Jumat, 14 Oktober 2011

Fanfiction 'Oretachi Wa Kaze Ni Aeta Toki part.2'

Fanfiction

Title                       : Oretachi Wa Kaze Ni Aeta Toki (Angin Yang Mempertemukan Kita)

Genre                   : Romance -______-

Ratting                 : PG, nyerempet NC dikit.

Author                 : Lisa Wulan Novianti

Char                      : Daiki Shigeoka (7WEST) x Fujii Yuuki (OC) , Ryusei Fujii (7WEST) x Kyouya Kenichi (OC),Nozomu Kotaki (7WEST) X Yanagi Riisa (OC) dan segelintir orang lewat.



SEBELUMNYA HARAP DIMENGERTI YA~ INI FF ALURNYA MAJU MUNDUR GITU YAAAA~

============== (garis pembatas antar alur) +++++++++++ (garis pembatas antar POV)  :ngakak

Oretachi Wa Kaze Ni Aeta Toki part2


#KENICHI POV#

Aku berlari menghambur kedalam kamarku, kubaringkan tubuhku, air mata ini tak daoat berhenti sedari tadi. Aku tak bisa menerima semua ini. Ryuuuusseeeiii aku sangat membutuhkanmu.

“Kenichi, buka, buka pintunya. Okaasan mau bicara” Ucap Okaasan dari luar kamar. Mau bicara apa dia? Paling juga rencana untuk mengugurkan anak ini. Tidak akan ku biarkan.

“Tidak, aku tidak mau. Aku akan menjaga anak ini” Bentakku sambil menangis.

Sejak dokter memberitahu soal keadaan ku, okaasan terus membujukku untuk mengugurkannya. Aku tak akan pernah mau kalau harus membunuh anak ini.

One new mail. One new mail.

Aku membuka ponselku, melihat layarnya dengan sigap. “Ryusei” ucapku dalam hati.

From : Ryusei

Subject : Doushita

Doushita? Kau dimana? Sedang apa? Bagaimana keadaan mu? Ada apa denganmu? Aku mengkhawatirkanmu tahu.

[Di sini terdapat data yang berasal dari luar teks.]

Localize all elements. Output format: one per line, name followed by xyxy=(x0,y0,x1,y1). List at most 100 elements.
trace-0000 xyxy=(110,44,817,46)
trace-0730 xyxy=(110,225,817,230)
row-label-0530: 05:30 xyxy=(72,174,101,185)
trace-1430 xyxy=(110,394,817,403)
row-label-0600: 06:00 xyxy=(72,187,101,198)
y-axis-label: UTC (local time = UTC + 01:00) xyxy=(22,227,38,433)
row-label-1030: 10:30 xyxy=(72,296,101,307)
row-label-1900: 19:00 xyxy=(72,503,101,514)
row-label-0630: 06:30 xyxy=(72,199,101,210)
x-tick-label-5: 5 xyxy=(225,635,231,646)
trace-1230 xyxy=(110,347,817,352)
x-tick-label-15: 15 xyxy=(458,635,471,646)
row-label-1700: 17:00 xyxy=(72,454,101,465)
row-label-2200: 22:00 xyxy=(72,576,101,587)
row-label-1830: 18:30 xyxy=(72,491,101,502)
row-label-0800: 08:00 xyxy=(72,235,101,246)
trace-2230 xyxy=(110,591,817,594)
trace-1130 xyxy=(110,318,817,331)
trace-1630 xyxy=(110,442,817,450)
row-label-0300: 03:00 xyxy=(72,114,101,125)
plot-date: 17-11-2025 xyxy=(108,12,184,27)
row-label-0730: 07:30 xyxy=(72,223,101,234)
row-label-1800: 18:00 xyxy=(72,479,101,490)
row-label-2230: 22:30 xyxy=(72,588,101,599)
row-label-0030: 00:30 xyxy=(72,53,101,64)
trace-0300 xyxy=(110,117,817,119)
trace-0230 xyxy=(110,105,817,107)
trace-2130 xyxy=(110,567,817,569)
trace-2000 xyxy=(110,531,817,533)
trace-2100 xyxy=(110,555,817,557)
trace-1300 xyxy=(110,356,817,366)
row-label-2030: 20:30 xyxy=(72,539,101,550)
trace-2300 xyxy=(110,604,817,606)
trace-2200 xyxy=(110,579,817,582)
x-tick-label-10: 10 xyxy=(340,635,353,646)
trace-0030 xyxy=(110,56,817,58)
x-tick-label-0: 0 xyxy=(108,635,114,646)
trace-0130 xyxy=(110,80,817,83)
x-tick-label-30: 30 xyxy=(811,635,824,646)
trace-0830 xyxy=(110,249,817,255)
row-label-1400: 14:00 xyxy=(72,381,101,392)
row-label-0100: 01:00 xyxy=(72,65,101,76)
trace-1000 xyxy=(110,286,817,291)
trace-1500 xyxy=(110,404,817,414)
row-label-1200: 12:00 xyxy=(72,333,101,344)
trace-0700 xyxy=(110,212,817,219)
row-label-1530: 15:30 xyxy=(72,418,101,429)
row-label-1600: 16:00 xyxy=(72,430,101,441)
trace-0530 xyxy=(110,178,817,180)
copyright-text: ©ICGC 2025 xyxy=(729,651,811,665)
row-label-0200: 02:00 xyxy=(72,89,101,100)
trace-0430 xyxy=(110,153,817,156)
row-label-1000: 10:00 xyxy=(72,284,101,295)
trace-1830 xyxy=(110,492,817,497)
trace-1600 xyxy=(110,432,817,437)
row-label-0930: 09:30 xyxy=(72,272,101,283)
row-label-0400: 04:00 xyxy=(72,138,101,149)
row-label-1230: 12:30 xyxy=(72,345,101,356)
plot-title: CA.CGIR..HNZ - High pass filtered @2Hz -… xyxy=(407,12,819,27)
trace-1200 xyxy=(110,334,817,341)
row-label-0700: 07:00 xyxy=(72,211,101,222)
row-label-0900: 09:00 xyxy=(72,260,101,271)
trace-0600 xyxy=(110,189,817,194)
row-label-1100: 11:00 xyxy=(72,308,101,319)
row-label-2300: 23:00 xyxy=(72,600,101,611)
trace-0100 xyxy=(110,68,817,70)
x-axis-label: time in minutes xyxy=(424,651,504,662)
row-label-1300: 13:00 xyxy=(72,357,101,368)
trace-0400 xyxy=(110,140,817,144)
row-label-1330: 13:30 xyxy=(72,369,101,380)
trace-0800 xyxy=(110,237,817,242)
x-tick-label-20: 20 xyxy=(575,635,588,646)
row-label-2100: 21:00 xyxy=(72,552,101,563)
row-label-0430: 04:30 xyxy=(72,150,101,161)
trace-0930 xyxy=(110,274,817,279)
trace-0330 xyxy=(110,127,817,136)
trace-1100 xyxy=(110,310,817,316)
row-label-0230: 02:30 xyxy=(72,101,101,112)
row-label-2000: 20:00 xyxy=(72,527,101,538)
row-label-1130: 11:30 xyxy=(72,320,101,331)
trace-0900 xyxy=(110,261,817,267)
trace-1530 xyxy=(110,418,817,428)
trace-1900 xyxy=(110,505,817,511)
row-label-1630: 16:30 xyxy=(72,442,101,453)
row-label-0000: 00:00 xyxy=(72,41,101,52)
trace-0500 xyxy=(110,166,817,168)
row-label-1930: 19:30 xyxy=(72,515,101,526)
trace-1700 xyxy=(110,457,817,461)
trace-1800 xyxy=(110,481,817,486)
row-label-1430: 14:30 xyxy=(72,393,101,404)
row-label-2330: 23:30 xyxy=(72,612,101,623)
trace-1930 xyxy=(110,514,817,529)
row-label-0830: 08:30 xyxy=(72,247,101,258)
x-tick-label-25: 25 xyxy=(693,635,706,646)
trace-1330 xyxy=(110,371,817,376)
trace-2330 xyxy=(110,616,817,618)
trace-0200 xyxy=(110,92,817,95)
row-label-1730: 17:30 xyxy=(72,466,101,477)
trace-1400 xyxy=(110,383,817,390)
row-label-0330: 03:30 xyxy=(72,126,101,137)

AKu menangis, terus menangis sambil menatap layar ponsel ku. aku memeluk ponselku, lalu ku coba tersenyum.

“Selamat tinggal Ryusei” Ucapku dalam hati.

Aku mengambil pisau cutter dari dalam tempat pensilku, aku menatapnya. Lebih baik aku pergi bersama anak ini dari pada hanya dia yang pergi. Bagaimanapun, didalamnya mengalir darahku.

Aku menempelkan ujung pisau ini dipergelangan tanganku.

One new emai. One new email.

Aku membuka ponselku lagi. “Ryusei? Lagi?” Ucapku sedikit bingung.

From : Ryusei

Subject : -

Ganbareeeeeeee. Aku tak tahu apa masalahmu, tapi aku yakin kau sedang ada masalah kan? Semangatlah. Kenichi, Daisuki da yooooooooooooooooooooooooo. Daisuki daisuki daisuki. Kimi ga daisuki. Cepat hubungi aku jika kau sudah stabil. I love you Kenichi.
Your Love, Fuuji Ryusei

Aku tersenyum menatap layar penselku, perlahan ku seka airmata yang masih terus mengalir ini. Aku akan mencoba kuat, untuk Ryusei dan anak ini. Aku mengelus perutku yang masih rata, dan perlahan mataku terlelap.

+++++++++++++++++++++++++++++++++++++++++++++++++++++++++++++++++++++++++++++++++++++

#RYUSEI POV#

Aku membaringkan tubuhku dikasur, ku tatap langit-langit kamarku yang kosong. Sama seperti hari ini, kosong tanpa kehadiran Kenichi. Hari ini aku tak mendapatinya, sudah ku Tanya dengan RIisa, tapi Riisa bilang Kenichi sedang sakit oleh sebab itu dia tidak masuk. Tapiii, batinku berkata lain, aku merasa dia sedang ada masalah. Kyouya Kenichi kemana kau???? Arrrrrggghhhhhh

Denwa da yo. Denwa da yo.

Aku mengambil ponselku dengan malas, perlahan ku flip ponselku lalu menempelkannya pada telingaku.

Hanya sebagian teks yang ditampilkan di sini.